Although the research isn’t conclusive, there are increasing notions that proper supplementation can help with the pain of arthritis.
Such supplements include:
- Vitamin K and Vitamin D
- Magnesium
- Glucosamine Chondroitin
Susan's Tips for Eating Well
Don’t try to eliminate everything all at once. Start off eliminating or significantly reducing amounts of various sugar sources one at a time.
I’ve worked to reduce dairy, as that is something that I have overdone in the past and don’t think it’s helping. I was so convinced they were inherently “healthy” that I neglected to educate myself on the fact that there are extra sugar and salt in most dairy products.
In fact, switching to a whole food, plant based diet has been shown to help tremendously with inflammation and weight management, so the focus for me has been to improve my health through what I’m choosing to eat and drink.
Know Your Limitations
One of the hardest things to accept when living with osteoarthritis is that you have your physical limitations. It varies from person to person and only you know the activities that will increase the pain in your joints.
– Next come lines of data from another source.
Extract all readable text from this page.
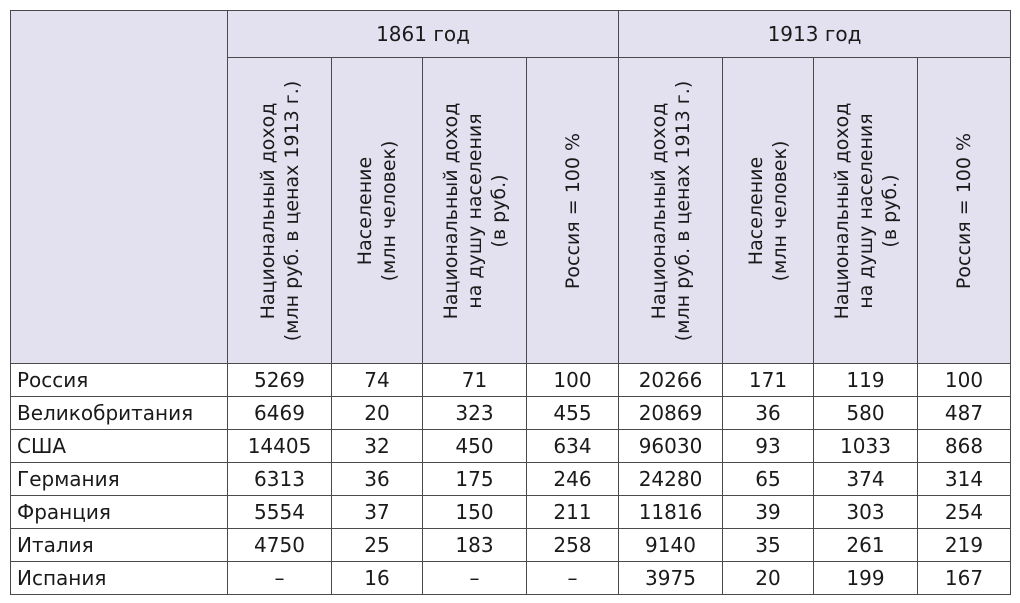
	1861 год				1913 год			

	Национальный доход (млн руб. в ценах 1913 г.)	Население (млн человек)	Национальный доход на душу населения (в руб.)	Россия = 100 %	Национальный доход (млн руб. в ценах 1913 г.)	Население (млн человек)	Национальный доход на душу населения (в руб.)	Россия = 100 %

Россия	5269	74	71	100	20266	171	119	100
Великобритания	6469	20	323	455	20869	36	580	487
США	14405	32	450	634	96030	93	1033	868
Германия	6313	36	175	246	24280	65	374	314
Франция	5554	37	150	211	11816	39	303	254
Италия	4750	25	183	258	9140	35	261	219
Испания	–	16	–	–	3975	20	199	167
For some people this means checking their ergonomics, for others, it means keeping the joint as warm as possible. Knowing your limitations is very different from living a scared life; people who have arthritis are still encouraged to engage in as many normal activities as possible but just to be careful.
However, pattern recognition of potential triggers is crucial in preventing the onset of pain.
Be Prepared to Deal With Flare-Ups
Although you should try to do as much as you can physically, there are always going to be some activities that will probably cause increased pain or an arthritic flare-up.
An arthritic flare-up is when the normal arthritic pain gets exacerbated by a trigger. Sometimes flare-ups will have a clear reason, such as another illness or stress, but usually, there’s no obvious trigger.
This unpredictability makes it difficult to plan. An arthritic flare can be very painful and disruptive to your everyday activities. In case an activity does cause an arthritic flare-up, be proactive and prepared for it; this may consist of knowing what medication or therapies can get you through the flare-up.
Open communication with your doctor can be beneficial in helping to get you the right medication and plan to avoid being in too much pain during the flare-ups.